Abstract
While medication for opioid use disorder (MOUD) is effective for a significant proportion of patients, many return to using opioids during treatment. Understanding which factors lead to successful treatment informs the development of implementation approaches that can improve outcomes. This manuscript and its accompanying website provide an applied introduction to interpretable machine learning for clinical investigators interested in predicting treatment response for people using MOUD.
This study applied machine learning (ML) algorithms (K-Nearest Neighbors (KNN), logistic regression with and without regularization, Multivariate Additive Regression Splines (MARS), Support Vector Machines, Classification and Regression Trees (CART), Random Forest, Bayesian Additive Regression Trees (BART), Boosted Trees, Neural Networks) to predict failure of treatment in a collection of 2478 individuals who had participated in the three largest pragmatic, clinical trials of MOUD.
All models produced Receiver Operating Characteristic Area Under the Curve (ROC AUC) estimates in the range of 0.62 to 0.67 using cross-validation data and the optimal model, random forest, achieved 0.65 using testing data. The algorithms nearly universally identified predictive features such as age, intravenous drug use days, study medication, and study site. Most algorithms also identified various aspects of smoking. Only the algorithms that detect complex non-linear trends identified details from timeline follow-back. One algorithm, BART, performed well while devaluing all treatment-specific details.
After explaining how to apply, compare, and contrast various ML workflows, the results show that while overall modeling performance is similar across the models developed, the use of different algorithms identifies different sets of predictive features.
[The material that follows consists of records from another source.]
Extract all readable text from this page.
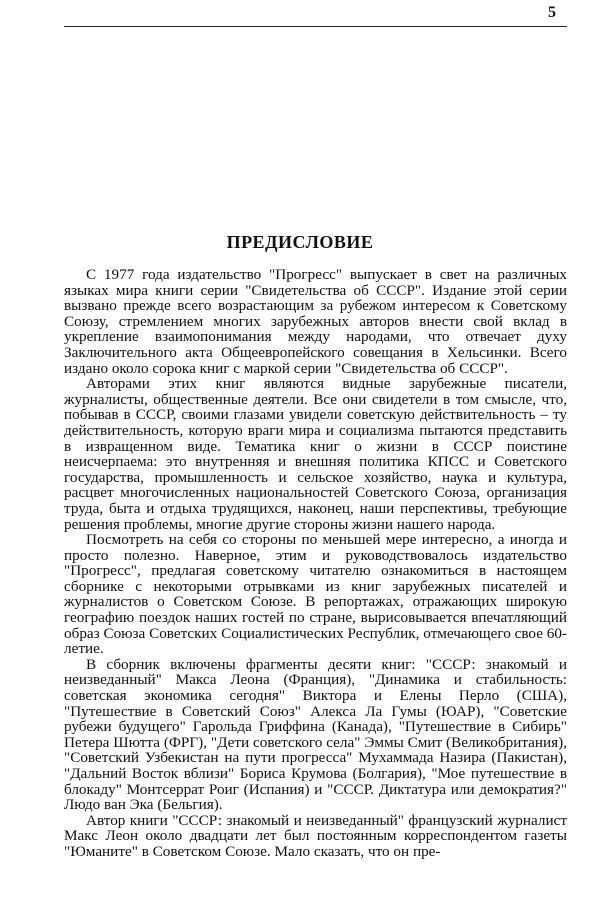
5
ПРЕДИСЛОВИЕ

С 1977 года издательство "Прогресс" выпускает в свет на различных языках мира книги серии "Свидетельства об СССР". Издание этой серии вызвано прежде всего возрастающим за рубежом интересом к Советскому Союзу, стремлением многих зарубежных авторов внести свой вклад в укрепление взаимопонимания между народами, что отвечает духу Заключительного акта Общеевропейского совещания в Хельсинки. Всего издано около сорока книг с маркой серии "Свидетельства об СССР".

Авторами этих книг являются видные зарубежные писатели, журналисты, общественные деятели. Все они свидетели в том смысле, что, побывав в СССР, своими глазами увидели советскую действительность – ту действительность, которую враги мира и социализма пытаются представить в извращенном виде. Тематика книг о жизни в СССР поистине неисчерпаема: это внутренняя и внешняя политика КПСС и Советского государства, промышленность и сельское хозяйство, наука и культура, расцвет многочисленных национальностей Советского Союза, организация труда, быта и отдыха трудящихся, наконец, наши перспективы, требующие решения проблемы, многие другие стороны жизни нашего народа.

Посмотреть на себя со стороны по меньшей мере интересно, а иногда и просто полезно. Наверное, этим и руководствовалось издательство "Прогресс", предлагая советскому читателю ознакомиться в настоящем сборнике с некоторыми отрывками из книг зарубежных писателей и журналистов о Советском Союзе. В репортажах, отражающих широкую географию поездок наших гостей по стране, вырисовывается впечатляющий образ Союза Советских Социалистических Республик, отмечающего свое 60-летие.

В сборник включены фрагменты десяти книг: "СССР: знакомый и неизведанный" Макса Леона (Франция), "Динамика и стабильность: советская экономика сегодня" Виктора и Елены Перло (США), "Путешествие в Советский Союз" Алекса Ла Гумы (ЮАР), "Советские рубежи будущего" Гарольда Гриффина (Канада), "Путешествие в Сибирь" Петера Шютта (ФРГ), "Дети советского села" Эммы Смит (Великобритания), "Советский Узбекистан на пути прогресса" Мухаммада Назира (Пакистан), "Дальний Восток вблизи" Бориса Крумова (Болгария), "Мое путешествие в блокаду" Монтсеррат Роиг (Испания) и "СССР. Диктатура или демократия?" Людо ван Эка (Бельгия).

Автор книги "СССР: знакомый и неизведанный" французский журналист Макс Леон около двадцати лет был постоянным корреспондентом газеты "Юманите" в Советском Союзе. Мало сказать, что он пре-
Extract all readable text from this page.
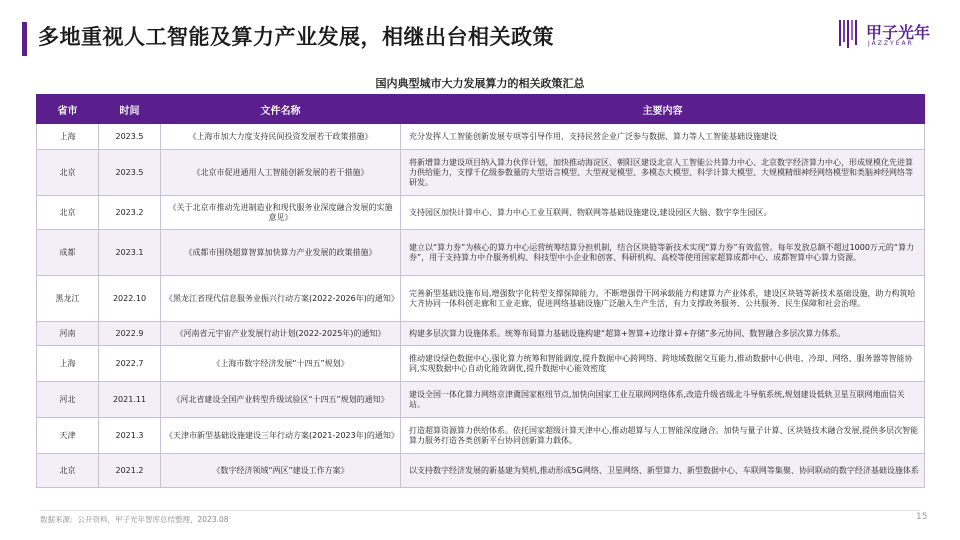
多地重视人工智能及算力产业发展，相继出台相关政策	甲子光年
JAZZYEAR
国内典型城市大力发展算力的相关政策汇总
省市	时间	文件名称	主要内容
上海	2023.5	《上海市加大力度支持民间投资发展若干政策措施》	充分发挥人工智能创新发展专项等引导作用，支持民营企业广泛参与数据、算力等人工智能基础设施建设
北京	2023.5	《北京市促进通用人工智能创新发展的若干措施》	将新增算力建设项目纳入算力伙伴计划，加快推动海淀区、朝阳区建设北京人工智能公共算力中心、北京数字经济算力中心，形成规模化先进算力供给能力，支撑千亿级参数量的大型语言模型、大型视觉模型、多模态大模型、科学计算大模型、大规模精细神经网络模型和类脑神经网络等研发。
北京	2023.2	《关于北京市推动先进制造业和现代服务业深度融合发展的实施意见》	支持园区加快计算中心、算力中心工业互联网、物联网等基础设施建设,建设园区大脑、数字孪生园区。
成都	2023.1	《成都市围绕超算智算加快算力产业发展的政策措施》	建立以“算力券”为核心的算力中心运营统筹结算分担机制，结合区块链等新技术实现“算力券”有效监管。每年发放总额不超过1000万元的“算力券”，用于支持算力中介服务机构、科技型中小企业和创客、科研机构、高校等使用国家超算成都中心、成都智算中心算力资源。
黑龙江	2022.10	《黑龙江省现代信息服务业振兴行动方案(2022-2026年)的通知》	完善新型基础设施布局,增强数字化转型支撑保障能力。不断增强骨干网承载能力构建算力产业体系，建设区块链等新技术基础设施，助力构筑哈大齐协同一体科创走廊和工业走廊，促进网络基础设施广泛融入生产生活，有力支撑政务服务、公共服务、民生保障和社会治理。
河南	2022.9	《河南省元宇宙产业发展行动计划(2022-2025年)的通知》	构建多层次算力设施体系。统筹布局算力基础设施构建“超算+智算+边缘计算+存储”多元协同、数智融合多层次算力体系。
上海	2022.7	《上海市数字经济发展“十四五”规划》	推动建设绿色数据中心,强化算力统筹和智能调度,提升数据中心跨网络、跨地域数据交互能力,推动数据中心供电、冷却、网络、服务器等智能协同,实现数据中心自动化能效调优,提升数据中心能效密度
河北	2021.11	《河北省建设全国产业转型升级试验区“十四五”规划的通知》	建设全国一体化算力网络京津冀国家枢纽节点,加快向国家工业互联网网络体系,改造升级省级北斗导航系统,规划建设低轨卫星互联网地面信关站。
天津	2021.3	《天津市新型基础设施建设三年行动方案(2021-2023年)的通知》	打造超算资源算力供给体系。依托国家超级计算天津中心,推动超算与人工智能深度融合。加快与量子计算、区块链技术融合发展,提供多层次智能算力服务打造各类创新平台协同创新算力载体。
北京	2021.2	《数字经济领域“两区”建设工作方案》	以支持数字经济发展的新基建为契机,推动形成5G网络、卫星网络、新型算力、新型数据中心、车联网等集聚、协同联动的数字经济基础设施体系
数据来源：公开资料，甲子光年智库总结整理，2023.08	15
Previous research has not recognized some features as important for predicting treatment outcomes. A companion website introduces clinical investigators to the concepts and implementations this study presents. That site also provides a detailed annotated blueprint to fully replicate, or even expand, this work.
•Overall model performance was similar for ML and traditional modeling methods.•Multiple algorithms identified consistent features predicting failure of treatment.•Behavioral features like smoking and IV drug use were important predictors.•Care features like study site and days in detox were important predictors.•Data and replicable analysis workflows with explanations are provided.